Assistance to Haitians wounded and disabled by the quake has underscored the challenges of carrying out an aid response in a country where pressing socio-economic problems existed long before the quake.
Some 60 percent of Haitians lack access to basic healthcare services, according to the UN Children’s Fund (UNICEF). But most aid funding is strictly for quake response.
“You need to keep the priorities as [the donors are setting out],” Faiz Rahman, HI prosthetics and orthotics project manager, told IRIN. He acknowledged there is “frustration” among people who are disabled but were not directly affected by the earthquake.
It is a delicate balance, Gerry said. “There are [funding constraints] and then there’s also the ethics - that there are people who really need [help]. Who cares how they lost their limbs?”
Local NGO J’aime Haiti estimates that just 5 percent of disabled Haitians had access to health and social services pre-earthquake. Haiti ranks 149 out of 182 countries in the UN’s latest Human Development Index.
A paper by Active Learning Network for Accountability and Performance in Humanitarian Action (ALNAP) sets out the context of the quake response, noting that most Haitians survive in the informal sector, with no guarantee of income or access to capital.
“In a place like Haiti, where poverty was extreme even before the earthquake, aid agencies are unable to meet all the needs of the population,” Sarah Wilson with Christian Aid’s Haiti emergency assessment team told IRIN. “But our development work does not stop because of the earthquake; the emergency relief continues alongside the development work.”
New amputees
The earthquake added 3,000 to 4,000 amputees to Haiti’s disabled population of about 800,000 (out of a population of 10 million), according to the Haitian secretariat for the integration of disabled people. It also destroyed most facilities dedicated to services for the disabled community.

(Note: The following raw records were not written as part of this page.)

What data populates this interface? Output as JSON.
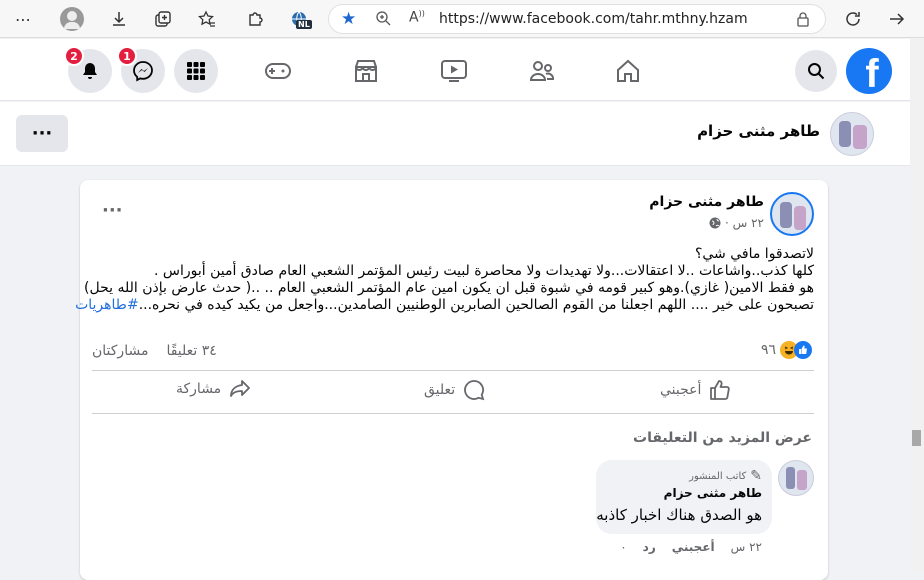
{
  "browser": {
    "url": "https://www.facebook.com/tahr.mthny.hzam",
    "lang_badge": "NL"
  },
  "fb_nav": {
    "notifications_count": "2",
    "messenger_count": "1"
  },
  "profile_header": {
    "name": "طاهر مثنى حزام",
    "more_label": "···"
  },
  "post": {
    "author": "طاهر مثنى حزام",
    "time": "٢٢ س ·",
    "more_label": "···",
    "lines": [
      "لاتصدقوا مافي شي؟",
      "كلها كذب..واشاعات ..لا اعتقالات...ولا تهديدات ولا محاصرة لبيت رئيس المؤتمر الشعبي العام صادق أمين أبوراس .",
      "هو فقط الامين( غازي).وهو كبير قومه في شبوة  قبل ان يكون امين عام المؤتمر الشعبي العام .. ..( حدث عارض بإذن الله يحل)",
      "تصبحون على خير .... اللهم اجعلنا من القوم  الصالحين الصابرين الوطنيين الصامدين...واجعل من يكيد كيده في نحره..."
    ],
    "hashtag": "#طاهريات",
    "reactions_count": "٩٦",
    "comments_count": "٣٤ تعليقًا",
    "shares_label": "مشاركتان",
    "like_label": "أعجبني",
    "comment_label": "تعليق",
    "share_label": "مشاركة",
    "more_comments": "عرض المزيد من التعليقات"
  },
  "comment": {
    "author_badge": "كاتب المنشور",
    "author": "طاهر مثنى حزام",
    "text": "هو الصدق هناك اخبار كاذبه",
    "time": "٢٢ س",
    "like": "أعجبني",
    "reply": "رد",
    "count": "٠"
  },
  "colors": {
    "facebook_blue": "#1877f2",
    "badge_red": "#e41e3f",
    "link_blue": "#216fdb"
  }
}
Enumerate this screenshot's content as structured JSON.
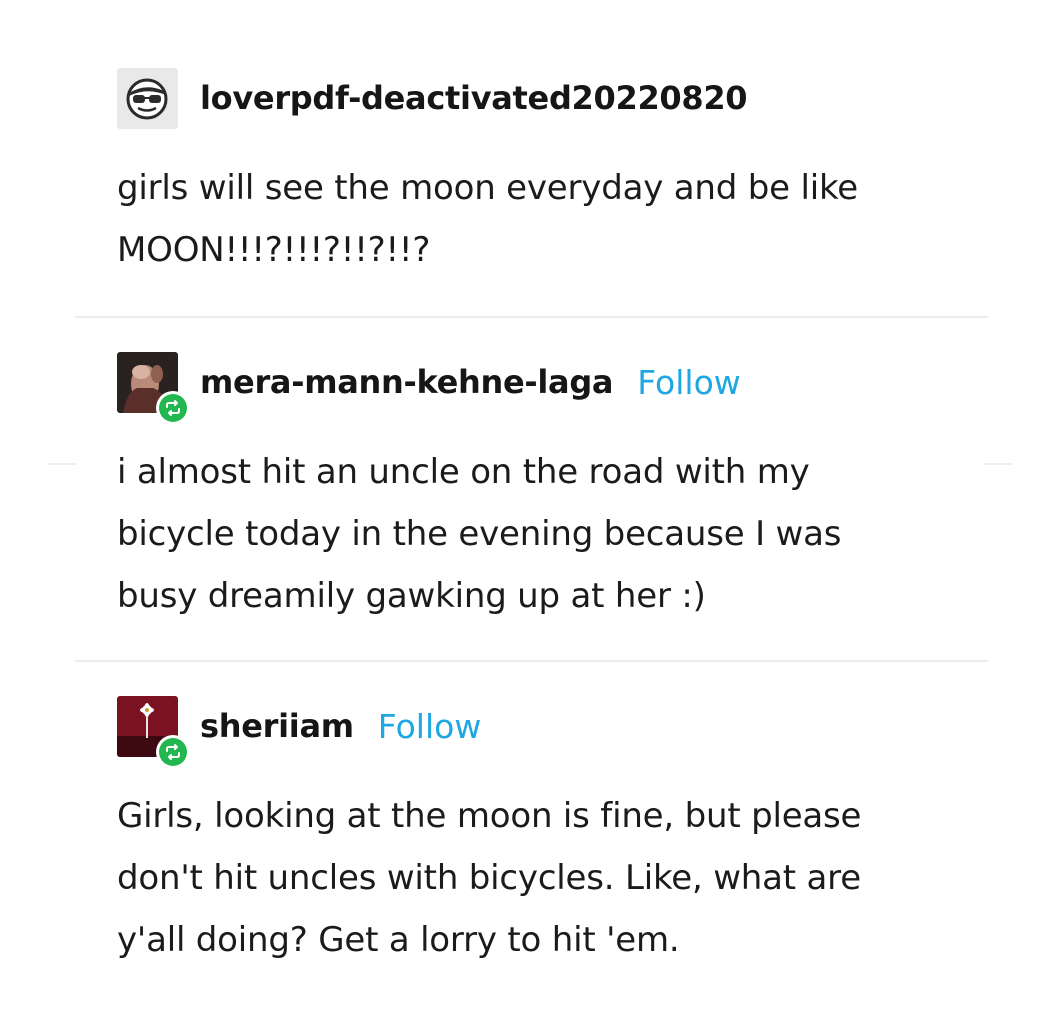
{
  "thread": [
    {
      "username": "loverpdf-deactivated20220820",
      "follow_label": "",
      "avatar_icon": "sunglasses-face-icon",
      "reblog_icon": "",
      "body_lines": [
        "girls will see the moon everyday and be like",
        "MOON!!!?!!!?!!?!!?"
      ]
    },
    {
      "username": "mera-mann-kehne-laga",
      "follow_label": "Follow",
      "avatar_icon": "user-photo-avatar",
      "reblog_icon": "reblog-icon",
      "body_lines": [
        "i almost hit an uncle on the road with my",
        "bicycle today in the evening because I was",
        "busy dreamily gawking up at her  :)"
      ]
    },
    {
      "username": "sheriiam",
      "follow_label": "Follow",
      "avatar_icon": "flower-avatar",
      "reblog_icon": "reblog-icon",
      "body_lines": [
        "Girls, looking at the moon is fine, but please",
        "don't hit uncles with bicycles. Like, what are",
        "y'all doing? Get a lorry to hit 'em."
      ]
    }
  ],
  "colors": {
    "follow": "#1ea7e0",
    "reblog_badge": "#22b74f",
    "divider": "#ebebeb",
    "text": "#1b1b1b"
  }
}
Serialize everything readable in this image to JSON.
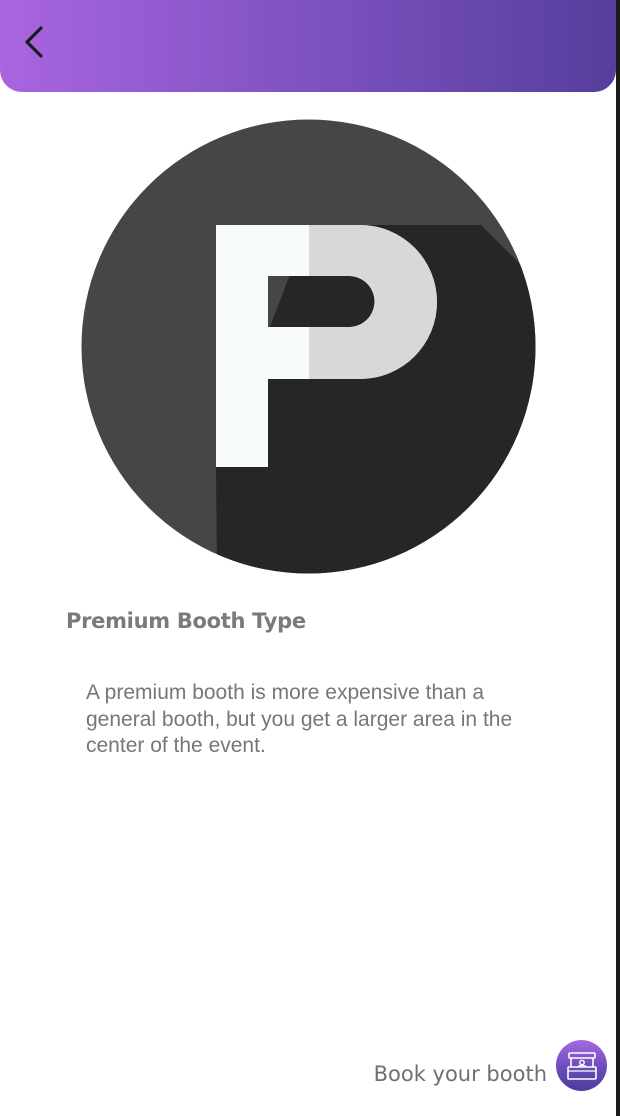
{
  "header": {
    "back_icon": "chevron-left-icon",
    "gradient": [
      "#a965e0",
      "#553e9c"
    ]
  },
  "booth": {
    "logo_letter": "P",
    "logo_icon": "premium-parking-p-icon",
    "title": "Premium Booth Type",
    "description": "A premium booth is more expensive than a general booth, but you get a larger area in the center of the event."
  },
  "cta": {
    "label": "Book your booth",
    "icon": "booth-stand-icon"
  },
  "colors": {
    "accent": "#7e52c0",
    "text_muted": "#777777",
    "logo_dark": "#464646",
    "logo_shadow": "#262626",
    "logo_light": "#f7fcf9"
  }
}
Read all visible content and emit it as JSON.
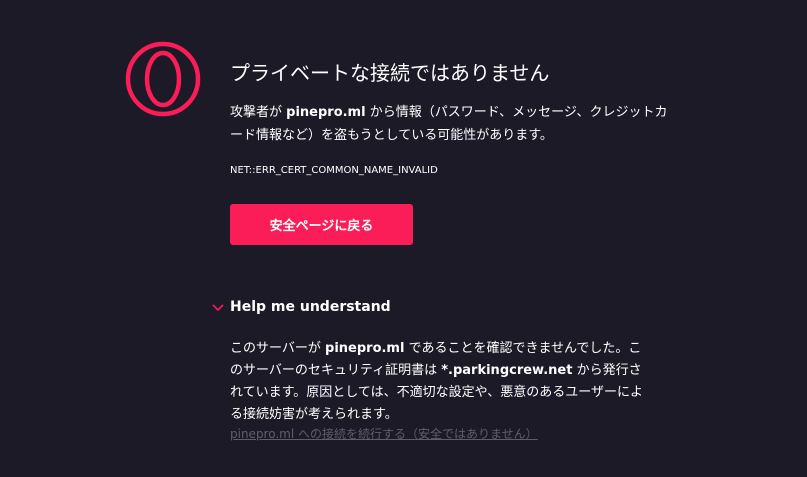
{
  "header": {
    "logo_icon": "opera-gx-logo-icon",
    "title": "プライベートな接続ではありません"
  },
  "description": {
    "prefix": "攻撃者が ",
    "domain": "pinepro.ml",
    "suffix": " から情報（パスワード、メッセージ、クレジットカード情報など）を盗もうとしている可能性があります。"
  },
  "error_code": "NET::ERR_CERT_COMMON_NAME_INVALID",
  "buttons": {
    "back_label": "安全ページに戻る"
  },
  "help": {
    "toggle_label": "Help me understand",
    "chevron_icon": "chevron-down-icon",
    "detail": {
      "part1": "このサーバーが ",
      "domain": "pinepro.ml",
      "part2": " であることを確認できませんでした。このサーバーのセキュリティ証明書は ",
      "cert_domain": "*.parkingcrew.net",
      "part3": " から発行されています。原因としては、不適切な設定や、悪意のあるユーザーによる接続妨害が考えられます。"
    },
    "proceed_link": "pinepro.ml への接続を続行する（安全ではありません）"
  },
  "colors": {
    "background": "#1c1a27",
    "accent": "#fb1d57",
    "muted_link": "#5f5c6c"
  }
}
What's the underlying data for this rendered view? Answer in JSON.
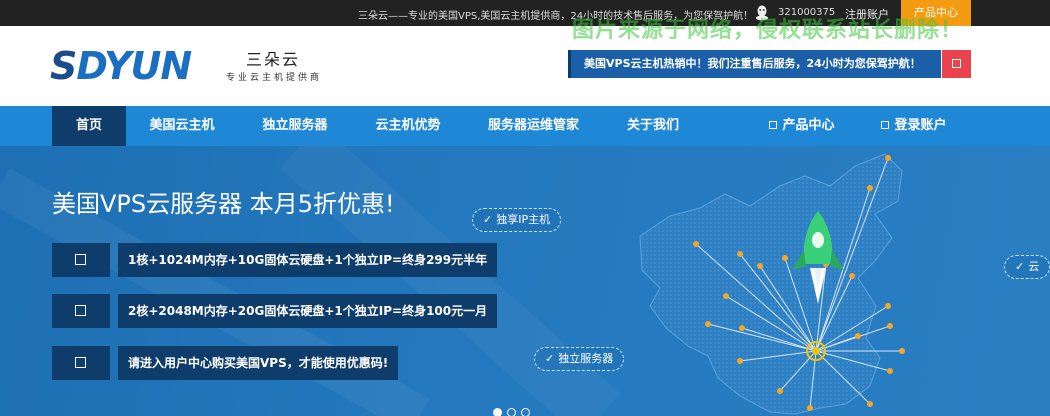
{
  "topbar": {
    "tagline": "三朵云——专业的美国VPS,美国云主机提供商，24小时的技术售后服务，为您保驾护航！",
    "qq": "321000375",
    "register": "注册账户",
    "product_center": "产品中心"
  },
  "header": {
    "logo_text_s": "S",
    "logo_text_rest": "DYUN",
    "logo_cn": "三朵云",
    "logo_sub": "专业云主机提供商",
    "watermark": "图片来源于网络，侵权联系站长删除！",
    "notice": "美国VPS云主机热销中！我们注重售后服务，24小时为您保驾护航！"
  },
  "nav": {
    "items": [
      "首页",
      "美国云主机",
      "独立服务器",
      "云主机优势",
      "服务器运维管家",
      "关于我们"
    ],
    "product_center": "产品中心",
    "login": "登录账户"
  },
  "banner": {
    "title": "美国VPS云服务器 本月5折优惠!",
    "features": [
      "1核+1024M内存+10G固体云硬盘+1个独立IP=终身299元半年",
      "2核+2048M内存+20G固体云硬盘+1个独立IP=终身100元一月",
      "请进入用户中心购买美国VPS，才能使用优惠码!"
    ],
    "pill_ip": "独享IP主机",
    "pill_server": "独立服务器",
    "pill_right": "云",
    "check": "✓"
  },
  "colors": {
    "topbar": "#222222",
    "nav": "#1e88d6",
    "nav_active": "#0f3d6b",
    "orange": "#f39c12",
    "notice": "#1a5fa8",
    "red": "#e9434d"
  }
}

Photo: Allyn Gaestel/IRIN |
Jocelynne Lauterre, whose leg was crushed in the quake and had to be amputated, rests during a therapy session |
“The thing we can’t simulate here [at the clinic] is that when you go into the community… some people are living in tents on steep hills with rubble all around,” said HI’s Gerry, adding that disabled people not only have to adjust to a new prosthetic limb, but also have to learn to navigate Port-au-Prince’s chaotic traffic and rubble-strewn streets.
Hopes for the future
The disaster worsened conditions for the disabled but at the same time brought international attention to the disabled community’s situation, said Gerard Oriol, founder of J’aime Haiti.
The attention on Haiti is a chance to highlight how stigma attached to physical disability has long hampered disabled people’s development, he said.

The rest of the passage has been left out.